The city had come under fire in November when police arrested and jailed Martha Menefield, an 82-year-old woman, for not paying her $72 trash bill — an incident that stirred national outrage.
Menefield was not the first Valley resident jailed for that offense according to the lawsuit filed Thursday in federal court in Opelika.
Santini Little, a former Valley resident who claimed she was arrested for not paying her less than $150 trash bill in 2011 and then jailed on $2,500 bond for the offense in 2013, is accusing the city and Amwaste of illegally threatening delinquent residents with jail time and, in some cases, putting them behind bars.
She is seeking to make the suit a class action to include anyone who has been “prosecuted, criminally, and either jailed or threatened with jail, for the failure to pay a garbage collection fee to the City of Valley” as plaintiffs.
“In the state of Alabama, and in the U.S., people don’t go to prison for civil debt,” Allen Armstrong, one of Little’s attorneys, said in a statement to AL.com.
A message left with Valley’s mayor on Thursday night did not immediately receive a response.
Little pleaded guilty to the charge in August 2013 and was ordered to pay $119.50 in restitution and a $25 bond fee, according to the lawsuit.
Since July 2021, Little claimed she received four show cause orders — or demands to appear in court before a judge — for not paying trash fees, including one appearance set for Jan. 23.
Valley violated the Eighth Amendment against excessive bail and her Fourteenth Amendment right to due process by being “imprisoned for failing to pay a garbage collection fee, and by continuing to be threatened with imprisonment for failure to pay the fee,” the suit contended.
“Ms. Little’s indebtedness was less than $150.00. Her bond to be released from jail was $2500.00. This is not proportionate. Moreover, she now has additional costs imposed for several hundred dollars. This is not proportionate,” the filing stated.
Incarcerating people who don’t pay trash bills is against both federal and state law, the suit alleged.
“In this country and state, we do not have debtors’ prison. The law is clear that jail time for debts, Section 20 of the Alabama Constitution says quite simply, ‘That no person shall be imprisoned for debt,’” the filing went on to say.

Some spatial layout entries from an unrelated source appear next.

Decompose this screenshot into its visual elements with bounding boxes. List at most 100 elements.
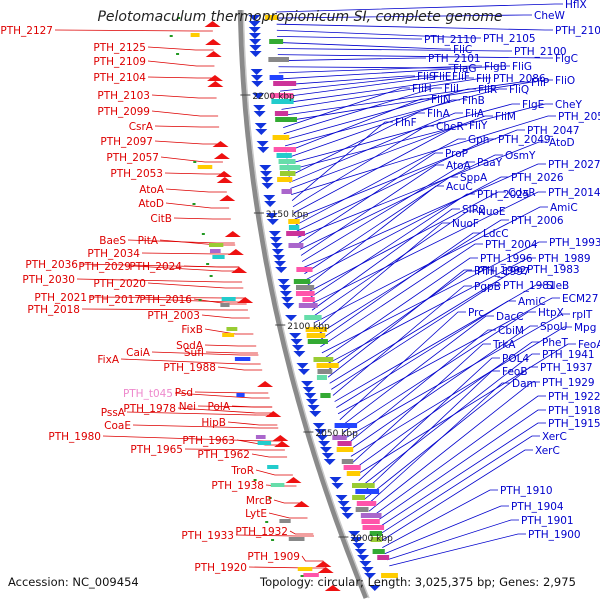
feature-block — [304, 315, 322, 320]
gene-label-left: PTH_1978 — [123, 403, 176, 415]
gene-label-right: Prc — [468, 307, 484, 319]
connector-line-right — [276, 23, 553, 31]
gene-label-left: MrcB — [246, 495, 272, 507]
gene-arrow-left — [205, 39, 222, 45]
gene-label-right: FeoB — [502, 366, 528, 378]
connector-line-right — [348, 325, 538, 451]
gene-label-right: NuoF — [452, 218, 479, 230]
gene-label-right: AmiC — [550, 202, 578, 214]
connector-line-left — [231, 405, 273, 408]
gene-label-right: PheT — [542, 337, 568, 349]
feature-block — [303, 573, 319, 577]
gene-arrow-left — [231, 267, 248, 273]
gene-label-right: FliG — [512, 61, 532, 73]
connector-line-right — [300, 164, 444, 256]
connector-line-right — [279, 75, 415, 86]
gene-arrow-right — [293, 351, 306, 357]
connector-line-right — [285, 98, 429, 153]
scale-ticks: 2200 kbp 2150 kbp 2100 kbp 2050 kbp 2000 kbp — [240, 92, 393, 544]
gene-arrow-left — [216, 177, 233, 183]
feature-block — [276, 153, 292, 158]
connector-line-right — [276, 3, 563, 13]
gene-label-right: PTH_2027 — [548, 159, 600, 171]
connector-line-right — [294, 129, 525, 220]
gene-label-left: SodA — [176, 340, 204, 352]
gene-label-right: PTH_2004 — [485, 239, 538, 251]
gene-arrow-right — [297, 369, 310, 375]
gene-label-right: PTH_2101 — [428, 53, 481, 65]
connector-line-right — [288, 112, 425, 177]
feature-block — [190, 33, 200, 37]
connector-line-right — [301, 161, 475, 262]
connector-line-left — [204, 328, 254, 335]
connector-line-right — [356, 343, 576, 475]
feature-dot — [206, 263, 210, 265]
gene-label-right: PTH_1900 — [528, 529, 581, 541]
gene-arrow-right — [364, 573, 377, 579]
gene-label-right: FlgC — [555, 53, 578, 65]
gene-label-left: PTH_2097 — [100, 136, 153, 148]
feature-block — [316, 375, 327, 380]
connector-line-left — [235, 534, 315, 537]
connector-line-right — [366, 382, 510, 506]
accession-label: Accession: NC_009454 — [8, 575, 139, 589]
gene-label-right: rplT — [572, 309, 593, 321]
gene-arrow-left — [315, 561, 332, 567]
gene-label-right: PTH_2025 — [477, 189, 530, 201]
gene-arrow-right — [354, 549, 367, 555]
connector-line-left — [227, 421, 278, 426]
feature-dot — [177, 17, 181, 19]
gene-label-right: PTH_2110 — [424, 34, 477, 46]
connector-line-left — [151, 94, 217, 99]
feature-block — [281, 189, 292, 194]
connector-line-right — [345, 313, 570, 439]
connector-line-right — [352, 343, 491, 463]
gene-arrow-right — [309, 411, 322, 417]
feature-block — [286, 231, 305, 236]
gene-label-left: PTH_2018 — [27, 304, 80, 316]
gene-label-right: PTH_2006 — [511, 215, 564, 227]
gene-arrow-right — [302, 387, 315, 393]
feature-block — [346, 471, 361, 476]
connector-line-left — [132, 424, 279, 429]
gene-arrow-right — [249, 51, 262, 57]
feature-block — [313, 357, 334, 362]
feature-block — [226, 327, 238, 331]
connector-line-right — [386, 519, 519, 561]
gene-label-left: PTH_1980 — [48, 431, 101, 443]
gene-arrow-left — [205, 51, 222, 57]
connector-line-right — [293, 124, 467, 214]
gene-arrow-right — [361, 567, 374, 573]
feature-block — [355, 489, 380, 494]
feature-block — [332, 435, 347, 440]
connector-line-right — [343, 311, 536, 433]
feature-dot — [265, 521, 269, 523]
gene-arrow-right — [350, 537, 363, 543]
gene-label-left: PTH_2104 — [93, 72, 146, 84]
gene-arrow-left — [212, 141, 229, 147]
gene-label-left: PTH_1933 — [181, 530, 234, 542]
gene-arrow-right — [290, 339, 303, 345]
connector-line-right — [341, 315, 494, 427]
gene-arrow-right — [252, 93, 265, 99]
feature-block — [255, 435, 266, 439]
feature-block — [275, 117, 297, 122]
connector-line-right — [329, 268, 525, 384]
connector-line-left — [183, 265, 240, 268]
connector-line-right — [278, 66, 451, 69]
gene-arrow-right — [261, 183, 274, 189]
gene-label-left: PTH_2053 — [110, 168, 163, 180]
gene-arrow-left — [237, 297, 254, 303]
scale-label: 2000 kbp — [350, 534, 393, 544]
gene-label-left: LytE — [245, 508, 267, 520]
connector-line-left — [147, 46, 214, 51]
gene-label-right: PTH_1904 — [511, 501, 564, 513]
scale-label: 2050 kbp — [315, 429, 358, 439]
gene-arrow-right — [319, 447, 332, 453]
connector-line-right — [295, 138, 466, 226]
gene-label-right: PTH_1901 — [521, 515, 574, 527]
connector-line-right — [283, 87, 442, 135]
scale-label: 2150 kbp — [266, 210, 309, 220]
connector-line-right — [290, 115, 493, 189]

Valley “knew, or should have known, that it cannot imprison people, or threaten to imprison people, for the failure to pay garbage collection fees,” according to the lawsuit.
Meanwhile, Amwaste, which provides trash collection for the city, “knew that the City used criminal prosecutions, and jail time, or the threat thereof, to collect fees that eventually benefited Amwaste,” the suit alleged.
“Amwaste was a direct beneficiary of the jail threats because its was paid from revenues derived from a system enforced, ultimately, by the imposition of jail time for failure to pay garbage fees,” the suit claimed. “Amwaste knew of this process. Without Amwaste’s services, the fees would never have been collected.”
The suit also accused the city and Amwaste of engaging in “a pattern of racketeering activity” by using “the threat and intimidation of jail time to extort money from” Little and others.